You should restructure your project like this:
parser.h
void parse_file(char *);
parser.c
void parse_file(char *src_file) {
// Function here
}
assembler.c
/* note that the header file is included here */
#include "parser.h"
int main (void) {
parse_file("test.txt");
return 0;
}
You're including the parser.c file, which means all the code that is in that file will be "copied" to assembler.c file. That means that the entire contents of parser.c will be compiled when the compiler is compiling parser.c, and then it'll be compiled again when the compiler is compiling assembler.c
That's what headers are for.
In the header you can put only the declarations, so you can include it without creating the same symbols again in a different translation unit.
so you can just create a parser.h containing just the declaration of the function:
void parse_file(char *config_file);
then in your assembler.c you include just the header:
#include "parser.h" //include the header, not the implementation
int main() {
parse_file("test.txt");
return 0;
}
You are including the .c file which contains the definition of the function parse_file. Thus it is defined twice, once in each translation unit, which is not allowed.
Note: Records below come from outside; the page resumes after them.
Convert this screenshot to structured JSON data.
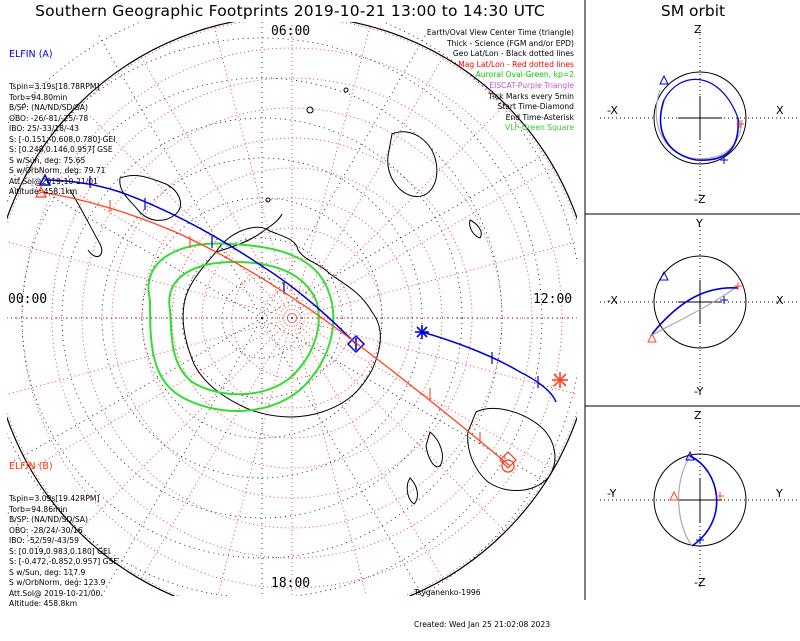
{
  "title": "Southern Geographic Footprints 2019-10-21 13:00 to 14:30 UTC",
  "sm_title": "SM orbit",
  "mlt_labels": {
    "top": "06:00",
    "left": "00:00",
    "right": "12:00",
    "bottom": "18:00"
  },
  "legend": [
    {
      "text": "Earth/Oval View Center Time (triangle)",
      "color": "#000000"
    },
    {
      "text": "Thick - Science (FGM and/or EPD)",
      "color": "#000000"
    },
    {
      "text": "Geo Lat/Lon - Black dotted lines",
      "color": "#000000"
    },
    {
      "text": "Mag Lat/Lon - Red dotted lines",
      "color": "#ff0000"
    },
    {
      "text": "Auroral Oval-Green, kp=2",
      "color": "#00cc00"
    },
    {
      "text": "EISCAT-Purple Triangle",
      "color": "#cc55cc"
    },
    {
      "text": "Tick Marks every 5min",
      "color": "#000000"
    },
    {
      "text": "Start Time-Diamond",
      "color": "#000000"
    },
    {
      "text": "End Time-Asterisk",
      "color": "#000000"
    },
    {
      "text": "VLF-Green Square",
      "color": "#33cc33"
    }
  ],
  "elfin_a": {
    "name": "ELFIN (A)",
    "color": "#0000dd",
    "lines": [
      "Tspin=3.19s[18.78RPM]",
      "Torb=94.80min",
      "B/SP: (NA/ND/SD/SA)",
      "OBO: -26/-81/-25/-78",
      "IBO: 25/-33/18/-43",
      "S: [-0.151,-0.608,0.780] GEI",
      "S: [0.248,0.146,0.957] GSE",
      "S w/Sun, deg: 75.65",
      "S w/OrbNorm, deg: 79.71",
      "Att.Sol@2019-10-21/01",
      "Altitude: 458.1km"
    ]
  },
  "elfin_b": {
    "name": "ELFIN (B)",
    "color": "#ff3300",
    "lines": [
      "Tspin=3.09s[19.42RPM]",
      "Torb=94.86min",
      "B/SP: (NA/ND/SD/SA)",
      "OBO: -28/24/-30/16",
      "IBO: -52/59/-43/59",
      "S: [0.019,0.983,0.180] GEI",
      "S: [-0.472,-0.852,0.957] GSE",
      "S w/Sun, deg: 117.9",
      "S w/OrbNorm, deg: 123.9",
      "Att.Sol@ 2019-10-21/00",
      "Altitude: 458.8km"
    ]
  },
  "credit": {
    "author": "Tsyganenko-1996",
    "created": "Created: Wed Jan 25 21:02:08 2023"
  },
  "sm_panels": [
    {
      "top": "Z",
      "bottom": "-Z",
      "left": "-X",
      "right": "X"
    },
    {
      "top": "Y",
      "bottom": "-Y",
      "left": "-X",
      "right": "X"
    },
    {
      "top": "Z",
      "bottom": "-Z",
      "left": "-Y",
      "right": "Y"
    }
  ]
}
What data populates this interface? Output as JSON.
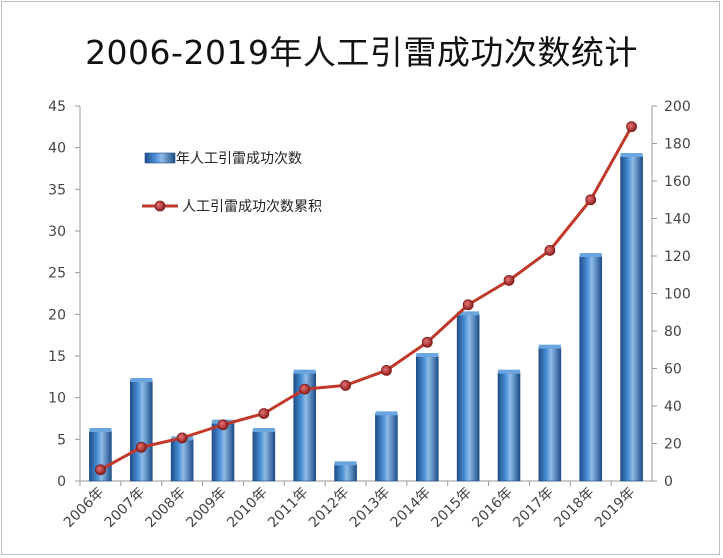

As other answers state, including the source means the file will be copied to parser.c and will be defined there as well in the original place (assembler.c). To solve this, either create a header file with your prototype:
parser.h
void parse_file(char *config_file);
And include that file:
assembler.c
#include "parser.h"
int main() {
parse_file("test.txt");
return 0;
}
Or remove the include and provide a clue to the function:
int main() {
void parse_file(char *);
parse_file("test.txt");
return 0;
}
Or even simply remove the include at al. Not good practice, as the compiler (without information on a function) will consider its returned value is an integer and may cause other warnings.